Personal information
- Nationality: Nigerian
- Born: 11 November 1973 (age 52)

Sport
- Sport: Handball

= Victoria Umunna =

Nigerian handball player (born 1973)

Victoria Umunna (born 11 November 1973) is a Nigerian former handball player. She represented the Nigeria women's national handball team and competed at the 1992 Summer Olympics in Barcelona.

== Career ==

=== 1991 African Championship and Olympic Qualification ===
Umunna was a member of the Nigerian women's national handball team that claimed the title at the 1991 African Women's Handball Championship held in Cairo, Egypt. The Nigerian squad secured the continental championship with an undefeated record, highlighted by a victory over Angola in the final match. This historic triumph marked Nigeria's first continental crown in women's handball and secured their qualification for the 1992 Summer Olympics. This accomplishment represented the first time an African nation, other than the established regional powers, had achieved Olympic qualification in women's handball.

=== 1992 Summer Olympics ===
Following their continental victory, Umunna and the Nigerian team made their Olympic debut at the 1992 Summer Olympics in Barcelona.
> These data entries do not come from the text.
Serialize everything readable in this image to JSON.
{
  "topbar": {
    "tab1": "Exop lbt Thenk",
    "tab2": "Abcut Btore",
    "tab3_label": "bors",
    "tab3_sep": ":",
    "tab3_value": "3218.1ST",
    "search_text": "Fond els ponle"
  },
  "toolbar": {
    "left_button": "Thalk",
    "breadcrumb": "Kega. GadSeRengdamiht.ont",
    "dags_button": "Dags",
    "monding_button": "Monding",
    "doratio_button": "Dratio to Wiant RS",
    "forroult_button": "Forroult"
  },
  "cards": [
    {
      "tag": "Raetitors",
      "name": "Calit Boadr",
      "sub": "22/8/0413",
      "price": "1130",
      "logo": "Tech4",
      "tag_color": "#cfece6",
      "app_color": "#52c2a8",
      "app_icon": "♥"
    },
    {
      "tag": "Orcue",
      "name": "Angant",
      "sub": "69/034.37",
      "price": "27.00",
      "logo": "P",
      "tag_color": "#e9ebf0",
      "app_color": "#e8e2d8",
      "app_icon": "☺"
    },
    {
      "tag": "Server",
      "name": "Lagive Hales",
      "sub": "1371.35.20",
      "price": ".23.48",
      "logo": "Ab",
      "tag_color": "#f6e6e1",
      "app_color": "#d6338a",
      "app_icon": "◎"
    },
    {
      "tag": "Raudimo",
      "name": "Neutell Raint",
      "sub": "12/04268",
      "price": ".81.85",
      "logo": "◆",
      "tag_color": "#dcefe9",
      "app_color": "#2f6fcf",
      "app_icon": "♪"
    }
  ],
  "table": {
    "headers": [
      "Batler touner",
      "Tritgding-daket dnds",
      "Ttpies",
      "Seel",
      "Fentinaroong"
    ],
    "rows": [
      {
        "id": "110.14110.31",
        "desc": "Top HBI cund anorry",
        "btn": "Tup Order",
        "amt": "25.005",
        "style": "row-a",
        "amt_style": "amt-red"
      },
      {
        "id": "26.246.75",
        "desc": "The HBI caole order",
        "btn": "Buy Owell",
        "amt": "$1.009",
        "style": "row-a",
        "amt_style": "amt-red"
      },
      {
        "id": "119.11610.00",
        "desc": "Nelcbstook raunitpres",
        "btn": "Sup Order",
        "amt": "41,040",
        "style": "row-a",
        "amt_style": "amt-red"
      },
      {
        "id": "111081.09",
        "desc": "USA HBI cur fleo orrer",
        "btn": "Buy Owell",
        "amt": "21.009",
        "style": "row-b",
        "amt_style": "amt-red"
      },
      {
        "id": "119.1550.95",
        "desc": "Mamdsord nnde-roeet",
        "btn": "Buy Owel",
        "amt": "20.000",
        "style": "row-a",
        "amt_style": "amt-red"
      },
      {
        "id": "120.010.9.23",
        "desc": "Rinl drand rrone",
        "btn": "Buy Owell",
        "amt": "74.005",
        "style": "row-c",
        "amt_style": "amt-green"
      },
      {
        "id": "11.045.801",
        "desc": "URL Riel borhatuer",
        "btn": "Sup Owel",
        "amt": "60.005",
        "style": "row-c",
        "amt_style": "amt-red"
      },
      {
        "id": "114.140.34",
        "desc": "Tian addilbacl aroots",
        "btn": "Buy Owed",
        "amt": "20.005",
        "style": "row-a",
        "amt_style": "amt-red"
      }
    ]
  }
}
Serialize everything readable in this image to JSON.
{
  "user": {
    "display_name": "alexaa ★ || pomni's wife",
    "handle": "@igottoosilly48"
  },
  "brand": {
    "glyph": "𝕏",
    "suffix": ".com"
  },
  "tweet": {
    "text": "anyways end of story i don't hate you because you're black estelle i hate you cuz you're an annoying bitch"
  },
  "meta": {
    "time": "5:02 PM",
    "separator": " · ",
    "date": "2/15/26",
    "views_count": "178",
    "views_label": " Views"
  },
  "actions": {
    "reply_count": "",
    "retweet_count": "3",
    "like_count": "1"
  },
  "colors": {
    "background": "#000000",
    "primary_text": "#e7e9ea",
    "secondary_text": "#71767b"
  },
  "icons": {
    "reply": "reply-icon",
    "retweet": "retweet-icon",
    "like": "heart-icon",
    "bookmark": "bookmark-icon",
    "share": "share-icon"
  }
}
The final squad consisted of 16 players under a coaching staff that included head coach Anthony Atusu and assistant Ephraim Chukwuemeka.

During the tournament, Nigeria competed in Group A alongside strong opponents: Germany, the Soviet Union, and the United States. The team finished last in their group with zero wins from three matches, suffering a 32–17 loss to Germany, a 26–18 defeat to the Soviet Union, and a narrow 23–21 loss against the United States. In the subsequent classification match for 7th and 8th place, Nigeria faced Spain and lost 26–17, concluding their Olympic run in 8th place overall.